The TVarData type represents the internal structure of a Variant variable, which is identical to the Variant type used by COM and the Win32 API. The TVarData type can be used in typecasts of Variant variables to access the internal structure of a variable.

The VType field of a TVarData record contains the type code of the variant in the lower twelve bits (the bits defined by the varTypeMask constant). In addition, the varArray bit may be set to indicate that the variant is an array, and the varByRef bit may be set to indicate that the variant contains a reference as opposed to a value.

The Reserved1, Reserved2, and Reserved3 fields of a TVarData record are unused.

The contents of the remaining eight bytes of a TVarData record depend on the VType field. If neither the varArray nor the varByRef bits are set, the variant contains a value of the given type.

If the varArray bit is set, the variant contains a pointer to a TVarArray structure that defines an array. The type of each array element is given by the varTypeMask bits in the VType field.

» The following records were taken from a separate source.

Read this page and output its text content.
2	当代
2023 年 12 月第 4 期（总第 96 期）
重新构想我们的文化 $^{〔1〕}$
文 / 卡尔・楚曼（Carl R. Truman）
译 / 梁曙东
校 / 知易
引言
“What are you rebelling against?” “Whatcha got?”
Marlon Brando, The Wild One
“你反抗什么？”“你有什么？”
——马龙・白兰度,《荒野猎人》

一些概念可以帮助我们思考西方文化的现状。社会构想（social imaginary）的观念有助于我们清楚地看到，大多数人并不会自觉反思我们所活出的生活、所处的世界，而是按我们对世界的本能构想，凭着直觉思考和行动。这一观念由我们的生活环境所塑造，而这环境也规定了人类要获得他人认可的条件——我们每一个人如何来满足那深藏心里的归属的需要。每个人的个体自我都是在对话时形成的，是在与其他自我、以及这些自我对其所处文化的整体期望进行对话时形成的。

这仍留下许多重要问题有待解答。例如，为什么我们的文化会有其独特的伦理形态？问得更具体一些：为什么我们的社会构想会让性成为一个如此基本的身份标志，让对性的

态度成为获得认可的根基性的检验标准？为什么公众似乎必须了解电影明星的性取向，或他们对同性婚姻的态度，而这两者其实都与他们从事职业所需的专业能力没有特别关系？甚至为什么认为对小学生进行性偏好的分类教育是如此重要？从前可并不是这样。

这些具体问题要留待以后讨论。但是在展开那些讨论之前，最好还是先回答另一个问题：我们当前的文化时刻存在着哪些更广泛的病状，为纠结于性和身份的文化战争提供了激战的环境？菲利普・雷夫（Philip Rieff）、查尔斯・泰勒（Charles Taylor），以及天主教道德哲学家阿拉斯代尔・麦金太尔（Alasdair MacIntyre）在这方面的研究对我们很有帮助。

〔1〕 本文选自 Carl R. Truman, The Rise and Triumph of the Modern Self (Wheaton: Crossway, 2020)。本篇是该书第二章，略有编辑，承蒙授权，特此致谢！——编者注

If the varByRef bit is set, the variant contains a reference to a value of the type given by the varTypeMask and varArray bits in the VType field.

The varString type code is private to Delphi. Variants containing a varString value should never be passed to a non-Delphi function. Delphi's Automation support automatically converts varString variants to varOleStr variants before passing them as parameters to external functions.